The first trailer for Black Widow promises fascinating backstory, thrilling action sequences and the trademark humor of the MCU, but it also confirms that a Black Widow solo movie should've happened years ago. After the phenomenal success of The Avengers in 2012 took the MCU to previously unseen heights, calls for a Black Widow solo movie began in earnest. After all, Scarlett Johansson was a bona fide A-list leading actress and the likes of Thor, Captain America and Iron Man were beginning to rack up movie credits faster than Quicksilver was exiting the MCU. These calls intensified after DC beat Marvel to the punch with Wonder Woman and dispelled any lingering notion that a female-fronted superhero movie wouldn't sell tickets; something Marvel discovered for themselves with 2019's Captain Marvel.

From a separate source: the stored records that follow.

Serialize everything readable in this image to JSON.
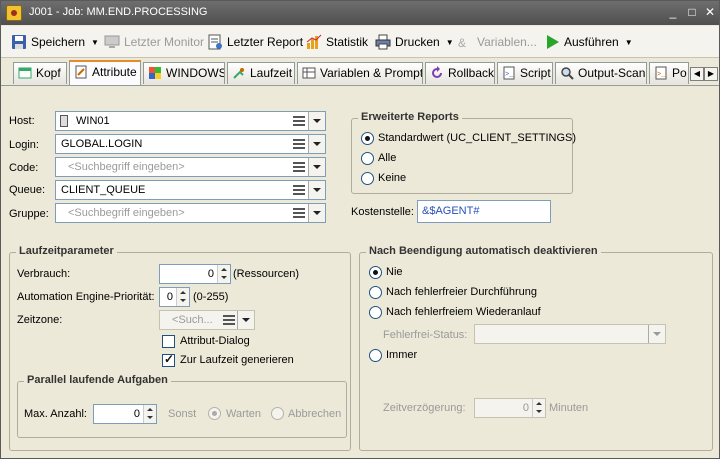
{
  "window": {
    "title": "J001 - Job: MM.END.PROCESSING",
    "controls": [
      "_",
      "□",
      "✕"
    ]
  },
  "toolbar": {
    "save": "Speichern",
    "last_monitor": "Letzter Monitor",
    "last_report": "Letzter Report",
    "statistics": "Statistik",
    "print": "Drucken",
    "variables": "Variablen...",
    "execute": "Ausführen"
  },
  "tabs": [
    {
      "label": "Kopf"
    },
    {
      "label": "Attribute"
    },
    {
      "label": "WINDOWS"
    },
    {
      "label": "Laufzeit"
    },
    {
      "label": "Variablen & Prompts"
    },
    {
      "label": "Rollback"
    },
    {
      "label": "Script"
    },
    {
      "label": "Output-Scan"
    },
    {
      "label": "Po"
    }
  ],
  "active_tab": "Attribute",
  "host_section": {
    "host_label": "Host:",
    "host_value": "WIN01",
    "login_label": "Login:",
    "login_value": "GLOBAL.LOGIN",
    "code_label": "Code:",
    "code_placeholder": "<Suchbegriff eingeben>",
    "queue_label": "Queue:",
    "queue_value": "CLIENT_QUEUE",
    "group_label": "Gruppe:",
    "group_placeholder": "<Suchbegriff eingeben>"
  },
  "reports": {
    "title": "Erweiterte Reports",
    "options": [
      "Standardwert (UC_CLIENT_SETTINGS)",
      "Alle",
      "Keine"
    ],
    "selected": "Standardwert (UC_CLIENT_SETTINGS)"
  },
  "cost": {
    "label": "Kostenstelle:",
    "value": "&$AGENT#"
  },
  "runtime": {
    "title": "Laufzeitparameter",
    "usage_label": "Verbrauch:",
    "usage_value": "0",
    "usage_unit": "(Ressourcen)",
    "priority_label": "Automation Engine-Priorität:",
    "priority_value": "0",
    "priority_range": "(0-255)",
    "timezone_label": "Zeitzone:",
    "timezone_placeholder": "<Such...",
    "attr_dialog_label": "Attribut-Dialog",
    "attr_dialog_checked": false,
    "gen_runtime_label": "Zur Laufzeit generieren",
    "gen_runtime_checked": true
  },
  "parallel": {
    "title": "Parallel laufende Aufgaben",
    "max_label": "Max. Anzahl:",
    "max_value": "0",
    "else_label": "Sonst",
    "wait_label": "Warten",
    "abort_label": "Abbrechen",
    "selected": "Warten"
  },
  "deactivate": {
    "title": "Nach Beendigung automatisch deaktivieren",
    "options": [
      "Nie",
      "Nach fehlerfreier Durchführung",
      "Nach fehlerfreiem Wiederanlauf",
      "Immer"
    ],
    "selected": "Nie",
    "error_free_label": "Fehlerfrei-Status:",
    "delay_label": "Zeitverzögerung:",
    "delay_value": "0",
    "delay_unit": "Minuten"
  },
  "colors": {
    "accent": "#e68b2c",
    "titlebar": "#5a5a5a",
    "panel": "#ece9d8",
    "cost_value": "#2a4fb8"
  }
}
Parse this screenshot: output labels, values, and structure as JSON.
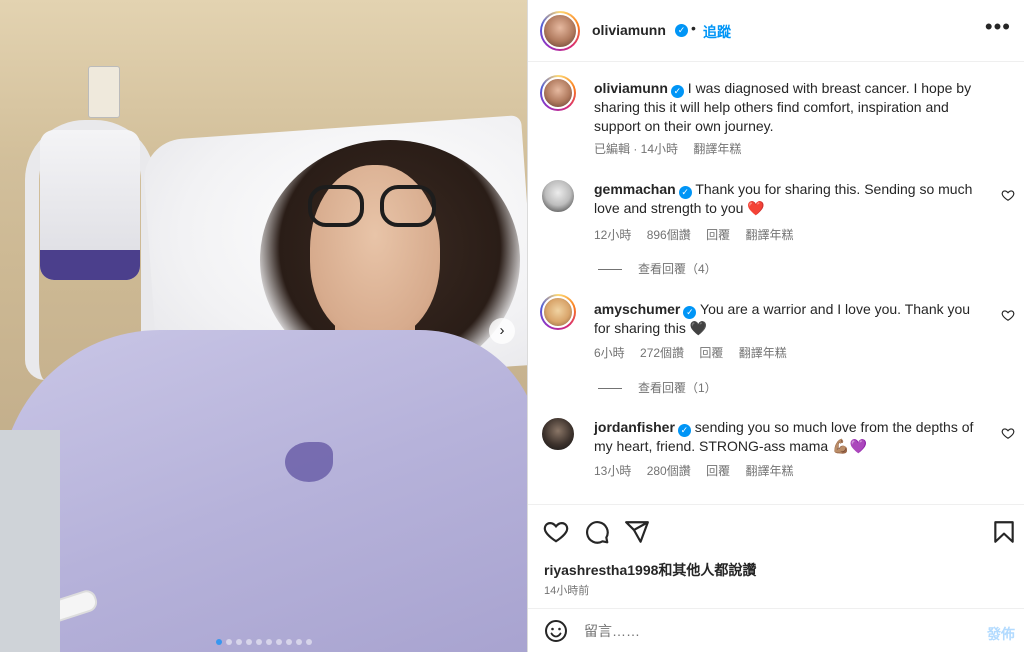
{
  "post": {
    "username": "oliviamunn",
    "follow_label": "追蹤",
    "separator": "•",
    "more_label": "•••",
    "caption_user": "oliviamunn",
    "caption_text": "I was diagnosed with breast cancer. I hope by sharing this it will help others find comfort, inspiration and support on their own journey.",
    "caption_meta": {
      "edited": "已編輯 · 14小時",
      "translate": "翻譯年糕"
    },
    "carousel": {
      "total": 10,
      "active_index": 0
    }
  },
  "comments": [
    {
      "user": "gemmachan",
      "text": "Thank you for sharing this. Sending so much love and strength to you ❤️",
      "time": "12小時",
      "likes": "896個讚",
      "reply": "回覆",
      "translate": "翻譯年糕",
      "view_replies": "查看回覆（4）"
    },
    {
      "user": "amyschumer",
      "text": "You are a warrior and I love you. Thank you for sharing this 🖤",
      "time": "6小時",
      "likes": "272個讚",
      "reply": "回覆",
      "translate": "翻譯年糕",
      "view_replies": "查看回覆（1）"
    },
    {
      "user": "jordanfisher",
      "text": "sending you so much love from the depths of my heart, friend. STRONG-ass mama 💪🏽💜",
      "time": "13小時",
      "likes": "280個讚",
      "reply": "回覆",
      "translate": "翻譯年糕"
    }
  ],
  "footer": {
    "liked_by": "riyashrestha1998和其他人都說讚",
    "time_ago": "14小時前",
    "comment_placeholder": "留言……",
    "post_label": "發佈"
  },
  "icons": {
    "next": "chevron-right-icon",
    "like": "heart-icon",
    "comment": "speech-bubble-icon",
    "share": "paper-plane-icon",
    "save": "bookmark-icon",
    "emoji": "smiley-icon",
    "comment_like": "small-heart-icon"
  },
  "colors": {
    "link_blue": "#0095f6",
    "muted_text": "#737373",
    "post_disabled": "#b3dbff",
    "verified": "#0095f6"
  }
}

Production on Black Widow began in late 2017, but wasn't officially announced until this year's San Diego Comic Con and the full unveiling of Marvel's Phase 4. By this stage, many details had already been made public, such as the casting of David Harbour as Red Guardian, Florence Pugh as Yelena Belova and the addition of Taskmaster in a villainous role. After a script rewrite, Cate Shortland was tapped to direct and filming finally began in mid-2019. There was just one problem - Black Widow was already dead. In the bloodbath of Avengers: Endgame, Johansson's character sacrificed herself to the Soul Stone, meaning her solo movie would have to take place in the MCU's past. This created a problem for Marvel; how can Black Widow remain relevant when the fate of the main character has already been sealed?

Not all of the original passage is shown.